迸發的音波凝作實體,如冰泉滴落,將那些顱骨纏緊,不得再動一分。
道明暗叫不好,凝起全身怨氣,身體以肉眼可見的速度老化、腐朽,隻為讓那些落在地上的顱骨掙脫。
女人不動如山,十指在琴弦上遊走。
在殿外老遠圍觀的眾人面面相覷。
——這曲子從未聽過,大抵是來自仙界。
最後一音,那仙人抬眸,似在輕歎,憐惜,近乎神明。
“破。”
剛剛要掙脫的顱骨再度齊齊止住,撕裂,破碎,發出淒厲而尖銳的哀叫,最後無影無蹤。
已然不似人形的道明猛然跌坐在地,嘶啞的聲音喃喃自語,“怎麽會……”
景舒禾一步步朝他走來,長劍輕鳴,抵入心臟。
“果真愚蠢,噬血紅蓮乃天生邪物,至邪之物,生長於天地之間,你以為乃是你一介凡人可煉製而成?”
“你為了一己私欲,害無數可憐人家的孩子喪命。
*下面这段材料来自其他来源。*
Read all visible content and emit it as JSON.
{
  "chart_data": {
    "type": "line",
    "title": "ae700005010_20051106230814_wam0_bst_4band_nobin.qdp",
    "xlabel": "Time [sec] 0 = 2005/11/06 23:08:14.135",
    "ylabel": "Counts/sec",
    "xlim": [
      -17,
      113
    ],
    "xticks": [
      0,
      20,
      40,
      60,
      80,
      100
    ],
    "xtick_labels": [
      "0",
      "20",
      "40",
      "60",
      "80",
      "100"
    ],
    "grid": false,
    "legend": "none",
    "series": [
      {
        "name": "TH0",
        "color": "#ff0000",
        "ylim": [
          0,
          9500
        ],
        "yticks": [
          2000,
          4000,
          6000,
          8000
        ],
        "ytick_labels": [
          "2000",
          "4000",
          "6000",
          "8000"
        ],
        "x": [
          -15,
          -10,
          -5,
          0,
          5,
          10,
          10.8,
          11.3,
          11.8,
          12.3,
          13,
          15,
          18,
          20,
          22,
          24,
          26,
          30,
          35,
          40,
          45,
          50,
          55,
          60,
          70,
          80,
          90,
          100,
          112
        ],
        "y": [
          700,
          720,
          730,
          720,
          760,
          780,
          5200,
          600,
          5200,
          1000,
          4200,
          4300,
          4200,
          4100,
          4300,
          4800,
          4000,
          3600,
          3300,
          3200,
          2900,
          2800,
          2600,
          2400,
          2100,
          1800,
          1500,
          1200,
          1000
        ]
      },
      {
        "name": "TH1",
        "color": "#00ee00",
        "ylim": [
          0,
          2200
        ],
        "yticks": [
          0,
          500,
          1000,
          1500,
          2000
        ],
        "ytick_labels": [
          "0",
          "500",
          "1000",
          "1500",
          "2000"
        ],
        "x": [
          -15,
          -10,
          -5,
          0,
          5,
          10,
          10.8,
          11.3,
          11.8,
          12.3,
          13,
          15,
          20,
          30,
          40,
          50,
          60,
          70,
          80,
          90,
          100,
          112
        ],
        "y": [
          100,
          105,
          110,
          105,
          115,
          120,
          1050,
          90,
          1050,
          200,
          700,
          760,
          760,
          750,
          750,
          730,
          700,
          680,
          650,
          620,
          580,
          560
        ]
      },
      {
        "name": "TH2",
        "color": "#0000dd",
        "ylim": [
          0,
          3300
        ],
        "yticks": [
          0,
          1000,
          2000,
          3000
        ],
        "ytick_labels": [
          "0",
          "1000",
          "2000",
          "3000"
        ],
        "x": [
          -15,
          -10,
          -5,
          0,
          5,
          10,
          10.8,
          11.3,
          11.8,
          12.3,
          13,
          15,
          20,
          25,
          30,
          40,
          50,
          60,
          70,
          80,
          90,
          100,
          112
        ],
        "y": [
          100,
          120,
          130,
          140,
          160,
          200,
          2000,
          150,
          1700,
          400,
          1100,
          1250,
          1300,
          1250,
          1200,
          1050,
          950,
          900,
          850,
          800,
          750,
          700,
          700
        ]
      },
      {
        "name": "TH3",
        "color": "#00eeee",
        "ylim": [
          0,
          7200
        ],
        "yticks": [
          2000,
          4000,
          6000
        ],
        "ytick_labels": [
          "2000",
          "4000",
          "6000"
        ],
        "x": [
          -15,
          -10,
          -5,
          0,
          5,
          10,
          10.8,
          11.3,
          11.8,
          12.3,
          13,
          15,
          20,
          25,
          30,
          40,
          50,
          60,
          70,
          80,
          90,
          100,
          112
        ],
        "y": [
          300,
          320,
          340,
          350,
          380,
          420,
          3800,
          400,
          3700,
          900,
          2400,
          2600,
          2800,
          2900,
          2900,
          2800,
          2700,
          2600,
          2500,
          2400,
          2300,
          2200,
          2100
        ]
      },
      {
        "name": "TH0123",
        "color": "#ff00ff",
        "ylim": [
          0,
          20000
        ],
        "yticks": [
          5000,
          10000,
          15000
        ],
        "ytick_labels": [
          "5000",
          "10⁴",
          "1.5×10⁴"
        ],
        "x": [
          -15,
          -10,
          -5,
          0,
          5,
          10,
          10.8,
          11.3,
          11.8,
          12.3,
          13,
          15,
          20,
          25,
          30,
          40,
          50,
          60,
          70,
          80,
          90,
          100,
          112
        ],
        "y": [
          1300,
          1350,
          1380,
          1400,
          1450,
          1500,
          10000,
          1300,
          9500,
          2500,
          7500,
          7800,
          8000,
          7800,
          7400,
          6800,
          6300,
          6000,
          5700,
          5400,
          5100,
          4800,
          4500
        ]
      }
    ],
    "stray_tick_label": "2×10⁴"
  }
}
”
“此番去往幽冥,好好嘗嘗煉獄之苦吧。”
*
永昌元年,六皇子蕭錦珩繼位,大赦天下,推行改革祖製,女子可入仕、念學、和離,倡導男女同等,舉國同慶。
蕭錦珩牽著裴昭的手,在宮門送別來自仙界的幾位,向景舒禾詢問是否可以借一步說話。
等離遠了些,景舒禾輕笑,“陛下早就知道那道明野心不小。”
借她之手除掉道明,不費一兵一卒就能扳倒蕭錦徹。
蕭錦珩拱手,“仙師見諒,生於皇室,用刀之時,我不介意那刀的好壞。”
道明隻為有人繼位後給他繼續煉骨的機會,太子心思狠辣,隻為利用他除去先皇,再立個除妖僧護國運的好印象,道明一早便反水了。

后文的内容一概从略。